David Ruzumna wants to be the next “mensch on the bench.”
“There isn’t an area of law that doesn’t genuinely interest me,” he says. Somewhat sheepishly, he confesses that even in his spare time he enjoys listening to oral arguments and reading slip opinions.
Ruzumna is running for King County superior court judge, position 42, currently held by Judge Christopher Washington. He is running against Washington, and candidates Sue Parisien and Marianne Jones.
Ruzumna says he’s handled virtually every type of case, which sets him apart from his colleagues.
“Most colleagues that I have practice in one area,” he says. “There’s something to be said about people who have developed specific niches in the law,” but he believes his experience trying cases across the board gives him a leg up.

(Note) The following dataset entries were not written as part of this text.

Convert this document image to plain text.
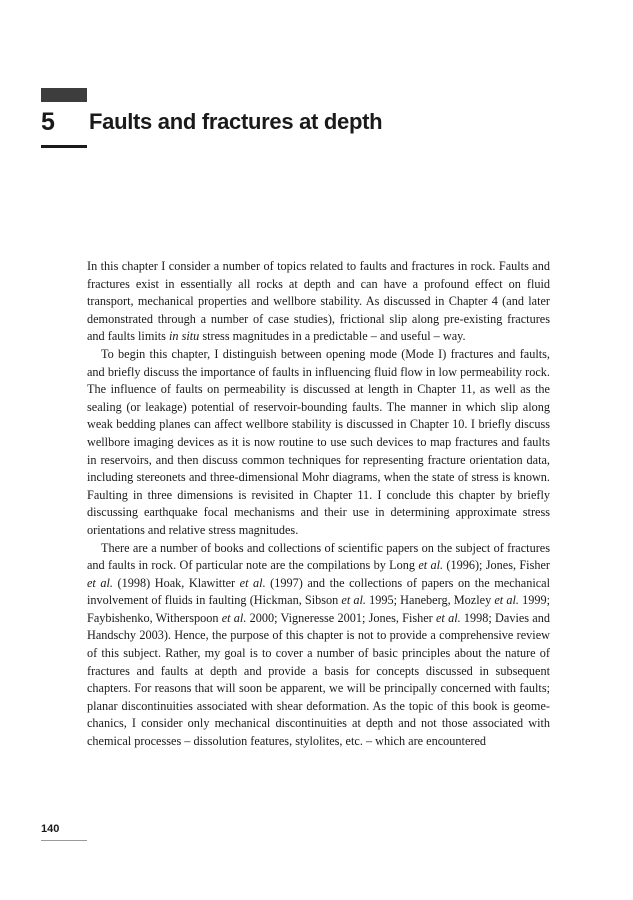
5 Faults and fractures at depth

In this chapter I consider a number of topics related to faults and fractures in rock. Faults and fractures exist in essentially all rocks at depth and can have a profound effect on fluid transport, mechanical properties and wellbore stability. As discussed in Chapter 4 (and later demonstrated through a number of case studies), frictional slip along pre-existing fractures and faults limits in situ stress magnitudes in a predictable – and useful – way.

To begin this chapter, I distinguish between opening mode (Mode I) fractures and faults, and briefly discuss the importance of faults in influencing fluid flow in low permeability rock. The influence of faults on permeability is discussed at length in Chapter 11, as well as the sealing (or leakage) potential of reservoir-bounding faults. The manner in which slip along weak bedding planes can affect wellbore stability is discussed in Chapter 10. I briefly discuss wellbore imaging devices as it is now routine to use such devices to map fractures and faults in reservoirs, and then discuss common techniques for representing fracture orientation data, including stereonets and three-dimensional Mohr diagrams, when the state of stress is known. Faulting in three dimensions is revisited in Chapter 11. I conclude this chapter by briefly discussing earthquake focal mechanisms and their use in determining approximate stress orientations and relative stress magnitudes.

There are a number of books and collections of scientific papers on the subject of fractures and faults in rock. Of particular note are the compilations by Long et al. (1996); Jones, Fisher et al. (1998) Hoak, Klawitter et al. (1997) and the collections of papers on the mechanical involvement of fluids in faulting (Hickman, Sibson et al. 1995; Haneberg, Mozley et al. 1999; Faybishenko, Witherspoon et al. 2000; Vigneresse 2001; Jones, Fisher et al. 1998; Davies and Handschy 2003). Hence, the purpose of this chapter is not to provide a comprehensive review of this subject. Rather, my goal is to cover a number of basic principles about the nature of fractures and faults at depth and provide a basis for concepts discussed in subsequent chapters. For reasons that will soon be apparent, we will be principally concerned with faults; planar discontinuities associated with shear deformation. As the topic of this book is geomechanics, I consider only mechanical discontinuities at depth and not those associated with chemical processes – dissolution features, stylolites, etc. – which are encountered

140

Furthermore, he says, “I pride myself on a particular type of professionalism.”
He believes he has the temperament and demeanor for the job, and that he’ll be able to fully understand the cases put before him. “If the judge isn’t prepared or doesn’t fully understand what’s been put before him or her, [that] can be deflating,” he says. “I know in my heart there would be no litigant who would walk out of court” wondering if he understood the case accurately.
Ruzumna’s experience includes pro bono and low-fee counsel and legal help to artists, animal rescue organizations, and people living with HIV/AIDS.
The thing about artists, he says, is “they’re completely broke.” Ruzumna steps in to provide legal services, like divorce proceedings, and helps them work through the red tape around setting up non-profit entities. The same goes for animal rescue groups, which are typically run by people motivated by passion, and less legal sense.
“Getting 501(c)3 status through the IRS can be extensive,” says Ruzumna. It requires a linear thinking process, which is where he comes in.
Ruzumna is also a panel member of the King County Bar Association Volunteer Assistance for Persons with AIDS/HIV, through which he would help gay and lesbian couples work out such issues as wills and health-care directives created before the changes introduced by domestic partnerships. He’s also an advocate for foster children, and kids coming out of the foster care system who need to get on their feet.
Despite his extensive pro bono and civil work, “I am a trial attorney,” Ruzumna says. “That is what I do.”
The Los Angeles native has lived in Seattle since 1993, and resides in Ballard with his wife and two kids. They are members of Temple Beth Am, where his daughter is preparing to become a Bat Mitzvah.
Ruzumna marvels at the number of Jews he encounters in the legal world.
“I think one of the reasons there is such a large representation of Jews in the legal community is because of the Jewish tradition of embracing the learned profession,” he says. Jews “always have a quest for knowledge.”